Chapitre 2. La professionnalisation des dirigeants bénévoles de la FFE, du lien amateur au lien professionnel

1. De l’amateurisme au bénévolat, une trajectoire identitaire conforme des dirigeants du cheval

1.5. Une identité de pratiquants amateurs en équitation

L’analyse des questionnaires montre que les présidents de ligue issus du mouvement cheval sont à près de 90 % des pratiquants ou d’anciens pratiquants (comme le sont d’ailleurs bon nombre de dirigeants cheval). En revanche, la plupart reconnaît ne pas être ou avoir été enseignant d’équitation (ils sont 83 % et on obtient, pour l’ensemble du groupe des dirigeants cheval, des non enseignants à 64 %), ni détenir de diplôme d’Etat d’équitation (67 %). De plus, parmi ceux qui néanmoins sont diplômés, très peu en définitive déclarent avoir fait un usage professionnel de leurs diplômes. Au bout du compte, sur les 18 anciens présidents de ligue de la délégation cheval qui nous ont répondu, un seul détient un diplôme d’Etat d’équitation dont il aurait fait un usage professionnel. Une autre caractéristique mérite notre attention, il s’agit des liens de parenté qui peuvent expliquer en partie l’investissement des présidents de ligue.

383 Entretien n° 5.

Le fait que leurs enfants ou petits-enfants pratiquent ou aient pratiqué un sport équestre peut ou a pu inciter ces retraités à s’investir au sein de l’institution fédérale. C’est pourquoi nous les avons interrogés sur ce point. Il apparaît que, de tous les dirigeants équestres, ce sont les anciens présidents de ligue cheval qui ont le plus de liens de parenté dans le milieu équestre. Ils sont près de 78 % à avoir eu au moins un membre de leur famille pratiquant une activité équestre. Cette parentèle, pour la plupart d’entre eux, est celle de leur épouse mais aussi et surtout celle de leurs enfants ou petits-enfants. Il semble donc, et nos entretiens tendent à le confirmer, que les motivations de l’engagement des présidents de ligue dans des postes nationaux aient pu venir à la fois de leur passé de pratiquants et de responsables bénévoles élus d’associations équestres et à la fois aussi du passé de pratiquant de leurs enfants ou petits-enfants qui, en faisant de l’équitation, les ont incités (en quelque sorte par procuration) à s’investir dans des postes fédéraux de direction.
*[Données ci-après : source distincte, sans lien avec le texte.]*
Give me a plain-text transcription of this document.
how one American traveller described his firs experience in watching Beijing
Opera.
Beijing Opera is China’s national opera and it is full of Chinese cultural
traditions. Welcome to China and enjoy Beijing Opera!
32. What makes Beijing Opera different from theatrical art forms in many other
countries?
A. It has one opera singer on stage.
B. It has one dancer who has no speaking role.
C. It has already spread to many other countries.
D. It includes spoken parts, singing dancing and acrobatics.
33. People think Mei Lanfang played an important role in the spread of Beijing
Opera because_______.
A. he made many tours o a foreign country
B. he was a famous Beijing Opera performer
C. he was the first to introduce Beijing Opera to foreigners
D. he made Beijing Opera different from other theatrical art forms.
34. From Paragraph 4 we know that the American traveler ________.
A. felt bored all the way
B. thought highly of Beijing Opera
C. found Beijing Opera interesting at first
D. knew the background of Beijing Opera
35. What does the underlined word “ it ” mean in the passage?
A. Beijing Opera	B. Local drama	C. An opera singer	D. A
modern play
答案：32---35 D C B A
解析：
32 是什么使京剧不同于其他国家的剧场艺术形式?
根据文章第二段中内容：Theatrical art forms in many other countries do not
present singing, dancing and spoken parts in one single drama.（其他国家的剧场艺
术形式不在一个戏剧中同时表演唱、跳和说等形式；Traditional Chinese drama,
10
Dès lors, à partir des données que nous avons pu recueillir, il est possible d’ébaucher une sorte de profil des dirigeants du courant cheval et en particulier des anciens présidents des ligues de la délégation cheval. Les dirigeants du courant cheval sont des hommes âgés de 40 à 69 ans. De niveau scolaire élevé, ils sont des chefs d’entreprise ou des directeurs de centre équestre. Pratiquants réguliers de CCE (concours complets), CSO (concours de sauts d’obstacles) et dressage, ils ne possèdent pas le diplôme d’Etat sportif en équitation.
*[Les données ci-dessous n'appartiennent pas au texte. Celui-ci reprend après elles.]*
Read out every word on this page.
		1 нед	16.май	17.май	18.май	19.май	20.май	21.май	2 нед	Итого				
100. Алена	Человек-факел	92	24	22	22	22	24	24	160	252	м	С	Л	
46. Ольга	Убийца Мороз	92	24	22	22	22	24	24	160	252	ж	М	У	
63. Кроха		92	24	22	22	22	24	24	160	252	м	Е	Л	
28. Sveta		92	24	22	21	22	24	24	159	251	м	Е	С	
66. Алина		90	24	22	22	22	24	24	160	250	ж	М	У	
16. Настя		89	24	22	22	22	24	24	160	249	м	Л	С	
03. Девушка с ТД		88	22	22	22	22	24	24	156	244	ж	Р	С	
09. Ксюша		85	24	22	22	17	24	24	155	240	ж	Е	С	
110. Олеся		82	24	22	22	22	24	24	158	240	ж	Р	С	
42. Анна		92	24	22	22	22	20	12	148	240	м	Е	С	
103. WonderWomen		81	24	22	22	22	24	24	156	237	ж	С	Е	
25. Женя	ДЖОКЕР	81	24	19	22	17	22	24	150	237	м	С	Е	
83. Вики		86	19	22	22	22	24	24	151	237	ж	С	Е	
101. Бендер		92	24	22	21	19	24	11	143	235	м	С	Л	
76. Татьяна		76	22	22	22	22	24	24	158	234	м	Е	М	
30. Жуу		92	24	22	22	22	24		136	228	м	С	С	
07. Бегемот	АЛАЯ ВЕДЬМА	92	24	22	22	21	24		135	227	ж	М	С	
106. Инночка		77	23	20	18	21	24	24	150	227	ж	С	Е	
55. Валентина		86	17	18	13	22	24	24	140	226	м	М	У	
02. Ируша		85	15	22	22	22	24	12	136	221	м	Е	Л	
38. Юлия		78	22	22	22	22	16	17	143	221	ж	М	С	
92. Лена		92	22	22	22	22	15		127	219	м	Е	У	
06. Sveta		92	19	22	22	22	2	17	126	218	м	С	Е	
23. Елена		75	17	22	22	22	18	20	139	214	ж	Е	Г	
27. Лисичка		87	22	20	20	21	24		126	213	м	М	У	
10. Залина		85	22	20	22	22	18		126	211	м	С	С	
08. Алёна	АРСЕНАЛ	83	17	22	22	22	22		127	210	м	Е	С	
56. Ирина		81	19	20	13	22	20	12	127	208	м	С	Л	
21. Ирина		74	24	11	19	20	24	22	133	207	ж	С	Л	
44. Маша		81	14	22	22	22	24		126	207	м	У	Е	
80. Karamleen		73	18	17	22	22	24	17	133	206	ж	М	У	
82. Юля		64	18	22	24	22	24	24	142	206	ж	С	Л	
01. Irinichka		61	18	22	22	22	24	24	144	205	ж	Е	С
De ce fait, ils ont peu enseigné. S’ils ne sont pas en général des professionnels de l’équitation, ils ont des liens de parenté forts dans le milieu équestre qui peuvent expliquer leur investissement bénévole comme gestionnaires élus dans des centres équestres puis à la fédération d’équitation. Quant aux anciens présidents de ligue réunis au sein d’un collège, ils constituent un groupe identitaire très homogène par leur culture, par leur situation sociale. Ils sont des retraités se consacrant à temps plein à leurs missions de bénévole.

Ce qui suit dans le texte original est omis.